There is nothing gifty about being responsible for a pack of kids thousands of miles away from home, half of them crying about missing rice and the rest so excited that they’re constantly forgetting stuff on the bus. It is not a vacation. For the teachers it’s often harder work than the hard work of the classroom.
Case in point:
For the last seven years, Christine “CJ” Hill, U.S. history teacher at Kapolei Intermediate, has chaperoned the eighth-grade trip to Washington, D.C. She has organized it for the last five. Hill has a binder the size of a civil defense disaster plan to manage all the minutiae of the seven days.
The kids visit George Washington’s home at Mount Vernon, Va., the National Air and Space Museum, the Smithsonian Zoo, Lincoln Memorial, Korean Memorial, Vietnam Memorial, WWII Memorial, Holocaust Museum, Arlington Cemetery and the Tomb of the Unknown Soldier, where last year they were allowed to present a wreath. They go to the Capitol and meet with both senators and both congressional representatives from Hawaii — and that’s just the first half of the trip. The activities bring to life the things they’ve been studying all year.
“A lot of the kids have never been off the island,” Hill says. “Last year we had a parent who had never ridden an airplane.”
This trip is a big, big thing in their lives.
Hill runs all the fundraisers, which include Cookie Corner sales all year, Zippy’s chili at Christmas, two booths at the school’s Fall Fest, an after-school snack sale four days a week, See’s candy and various car washes. None of the money raised goes for her ticket. It’s all for the kids. About 65 kids go on the trip every year.
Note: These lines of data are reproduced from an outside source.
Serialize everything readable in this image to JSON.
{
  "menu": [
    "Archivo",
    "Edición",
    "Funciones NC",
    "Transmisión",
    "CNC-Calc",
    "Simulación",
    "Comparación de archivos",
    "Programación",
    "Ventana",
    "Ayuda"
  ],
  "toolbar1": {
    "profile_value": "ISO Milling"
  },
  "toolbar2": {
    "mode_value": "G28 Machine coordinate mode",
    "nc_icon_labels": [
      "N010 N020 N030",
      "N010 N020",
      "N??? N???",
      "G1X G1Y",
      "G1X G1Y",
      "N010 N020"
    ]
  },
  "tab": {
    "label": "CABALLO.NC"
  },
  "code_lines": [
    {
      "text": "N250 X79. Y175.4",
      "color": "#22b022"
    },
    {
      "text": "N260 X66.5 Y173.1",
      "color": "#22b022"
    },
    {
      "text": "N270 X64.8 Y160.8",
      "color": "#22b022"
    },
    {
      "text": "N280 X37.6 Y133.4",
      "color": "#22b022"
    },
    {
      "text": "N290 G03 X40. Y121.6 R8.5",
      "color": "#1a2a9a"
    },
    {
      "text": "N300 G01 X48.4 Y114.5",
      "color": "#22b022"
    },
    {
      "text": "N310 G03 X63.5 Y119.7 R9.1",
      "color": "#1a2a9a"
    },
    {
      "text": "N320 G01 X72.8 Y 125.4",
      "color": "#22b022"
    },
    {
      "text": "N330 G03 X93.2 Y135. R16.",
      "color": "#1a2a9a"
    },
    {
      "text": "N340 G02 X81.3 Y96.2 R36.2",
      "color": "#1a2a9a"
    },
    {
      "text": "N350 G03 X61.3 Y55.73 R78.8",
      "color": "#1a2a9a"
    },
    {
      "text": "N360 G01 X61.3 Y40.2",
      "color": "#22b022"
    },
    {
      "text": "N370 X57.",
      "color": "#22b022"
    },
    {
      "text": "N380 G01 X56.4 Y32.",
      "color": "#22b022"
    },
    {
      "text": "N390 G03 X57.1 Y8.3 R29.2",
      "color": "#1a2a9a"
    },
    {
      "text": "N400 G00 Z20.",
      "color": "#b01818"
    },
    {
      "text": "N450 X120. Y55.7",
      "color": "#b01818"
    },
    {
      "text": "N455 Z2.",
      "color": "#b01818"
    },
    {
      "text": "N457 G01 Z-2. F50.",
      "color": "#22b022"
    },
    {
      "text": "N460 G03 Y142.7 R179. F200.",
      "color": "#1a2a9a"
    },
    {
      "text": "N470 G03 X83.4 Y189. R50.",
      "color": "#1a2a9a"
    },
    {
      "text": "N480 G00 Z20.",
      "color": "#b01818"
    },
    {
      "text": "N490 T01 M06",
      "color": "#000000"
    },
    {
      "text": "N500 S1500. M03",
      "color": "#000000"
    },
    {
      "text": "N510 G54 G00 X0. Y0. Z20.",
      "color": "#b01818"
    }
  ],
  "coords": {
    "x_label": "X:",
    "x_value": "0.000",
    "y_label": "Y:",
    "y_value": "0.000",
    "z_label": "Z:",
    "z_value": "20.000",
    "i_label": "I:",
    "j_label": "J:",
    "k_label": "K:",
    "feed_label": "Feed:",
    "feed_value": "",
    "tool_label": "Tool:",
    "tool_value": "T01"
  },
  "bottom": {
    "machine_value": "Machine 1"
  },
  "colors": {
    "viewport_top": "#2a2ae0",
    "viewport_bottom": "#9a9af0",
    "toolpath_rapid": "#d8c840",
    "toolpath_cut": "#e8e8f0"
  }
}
(Hill tells me all this as she’s correcting papers on Sunday at the Kapolei Denny’s. This is the week before intersession, and she’s so busy that if I want to talk to her, I have to drive out and catch her during a grading break. She has two plastic tubs of essays next to her and a plate of blueberry pancakes she’s slowly working on. She comes to Denny’s on weekends when she has five classes’ worth of projects to grade because there’s air conditioning, few distractions and someone to bring her caffeinated beverages. Her longest stretch at Denny’s was 15 hours. But that’s beside the point.)
The point is that the trip would cost her $2,700 if she had to buy her own ticket. “That’s almost a whole month’s salary for me to go work for a week,” Hill said.
Plus, she has to use five personal days while she’s gone.
Some travel companies offer teacher incentives, like $50 for every student they sign up, or points toward future trips. Those policies don’t sit right with Hill. Every year, she gets estimates from three different travel companies and picks the one with the lowest price that offers the most activities. Horizon Travel, the company she’s used for the last several years, gives one free teacher ticket for every 10 student trips, but that’s it. No extra trips for later, no money.
For now the Kapolei trip is on hold. But, Hill says, “I’m not on hold.”
Hill has an idea to fix this. If the state can vet three or four travel agencies and get them preapproved, then teachers will still be able to choose which of those travel packages best fit their curriculum. She’s contacted her area representatives, the HSTA and the Ethics Commission. Now, it’s waiting, waiting, waiting.
The kids are bugging Hill every day. They want so badly to go.